Essas informações foram transmitidas pela diretora do Centro de Diabetes e Endocrinologia da Bahia (Cedeba), Reine Chaves, ao participar, na tarde de ontem (23) da audiência pública no Centro Cultural da Câmara Municipal de Vereadores, ainda integrando as comemorações do Dia Mundial do Diabetes, 14 de novembro. Estudantes de cursos técnicos da área de saúde e lideranças comunitárias lotaram o auditório para aprender sobre diabetes.
Números Comprovam
A experiência do Cedeba, com ênfase na educação dos diabéticos, tem mostrado avanços importantes como a redução de internações e amputações. Trabalho feito com um grupo de diabéticos recebendo atendimento multiprofissional permitiu redução, de 45 % e 65%, respectivamente, Reine Chave mostrou a vasta produção de material educativo produzido pelo Cedeba, divulgando também o site www.saude.gov.br/cedeba, onde as pessoas podem buscar informações e imprimir o material disponibilizado.
Reine Chaves explicou que são muitas as complicações causadas pelo diabetes não-controlado: cegueira, problemas renais, podendo levar à insuficiência renal, distúrbios circulatórios, Acidente Vascular Cerebral (AVC).
Os participantes da audiência também ouviram da diretora do Cedeba explicações sobre diabetes Mellitus tipo I, de origem genética - atinge crianças e adultos jovens - e ocorre quando o pâncreas é destruído por um vírus, sendo a lesão de 95%. O paciente terá que usar insulina.

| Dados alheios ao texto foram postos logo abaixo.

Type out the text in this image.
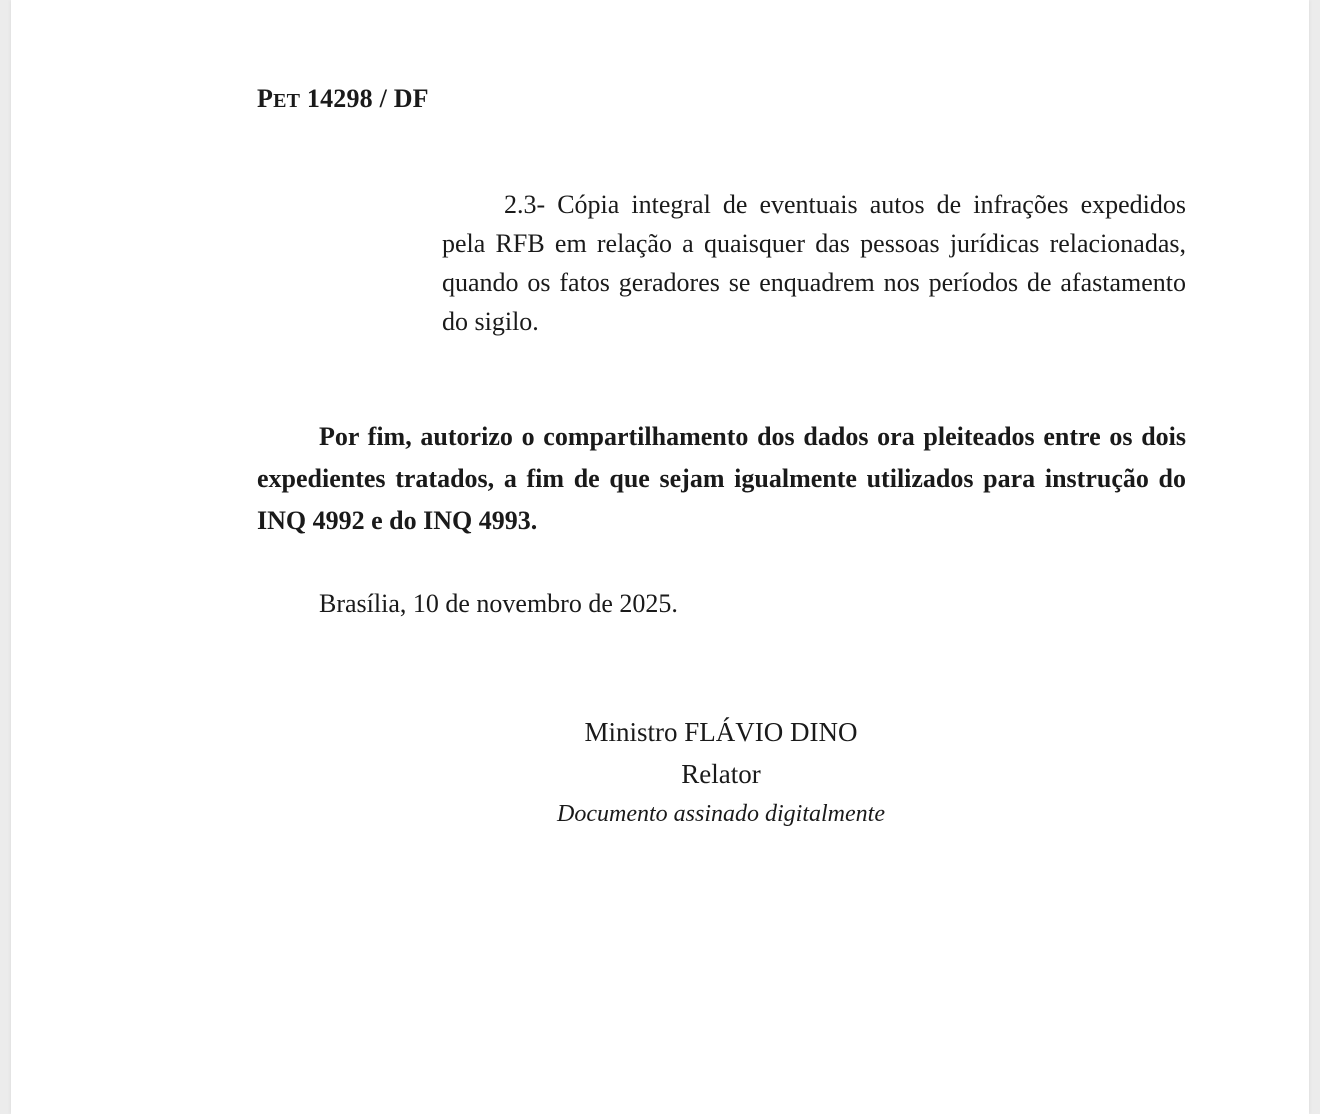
PET 14298 / DF

2.3- Cópia integral de eventuais autos de infrações expedidos pela RFB em relação a quaisquer das pessoas jurídicas relacionadas, quando os fatos geradores se enquadrem nos períodos de afastamento do sigilo.

Por fim, autorizo o compartilhamento dos dados ora pleiteados entre os dois expedientes tratados, a fim de que sejam igualmente utilizados para instrução do INQ 4992 e do INQ 4993.

Brasília, 10 de novembro de 2025.

Ministro FLÁVIO DINO
Relator
Documento assinado digitalmente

No tipo II, o desenvolvimento da doença é mais lento. O pâncreas continua produzindo insulina, mas de forma insuficiente. Nesse caso, o paciente pode controlar a doença com medicação oral, alimentação e exercício físico. Casos de diabetes tipo II na família, pessoas acima do peso e mulheres que tiveram bebês com mais de quatro quilos estão no grupo de risco.
Alimentação
A alimentação saudável é muito importante para o controle do diabetes, como destacou a nutricionista do Cedeba, Maria Palmira Romero, que também fez apresentação ontem, na audiência pública. Ela explicou que a alimentação saudável deve ser preocupação de toda as pessoas e, principalmente, dos diabéticos.
O ideal - explicou é distribuir os alimentos em seis refeições: café da manha, lanche, almoço, lanche, jantar e ceia. No diabético - a alimentação descontrolada tanto pode elevar a glicose como também pode causar hipoglicemia (redução excessiva da glicose no sangue). Segundo a nutricionista, o diabético, como as demais pessoas, deve evitar alimentos que contêm gordura como os embutidos em geral (bacon,salame,salsicha), bem como os alimentos ricos em gordura trans: sorvetes, bolos, salgadinhos. Outro cuidado no preparo da alimentação é evitar as frituras, dando preferência aos alimentos cozidos ou grelhados.
É preciso também - explicou - consumir com cuidados alimentos diet, porque não contêm açúcar, mas em geral, possuem maior teor de gordura. Citou como exemplo o chocolate diet, cujo teor de gordura é bem mais elevado do que o chocolate comum.
Dar preferência aos alimentos ricos em fibras (é preferível chupar uma laranja com bagaço que tomar o suco), legumes, e também os alimentos integrais. Ela também apresentou a pirâmide dos alimentos, orientando que o diabético deve consumir alimentos de todos os grupos, mas montando o prato com equilíbrio, orientou Maria Palmira Romero.
A audiência sobre diabetes, iniciativa do vereador Giovanne Barreto (PT), contou ainda com a participação dos representantes do Instituto Marcio Café, Fundação Colombo Spinola, Secretaria da Saúde do Município de Salvador e Instituto Sócrates Guanaes.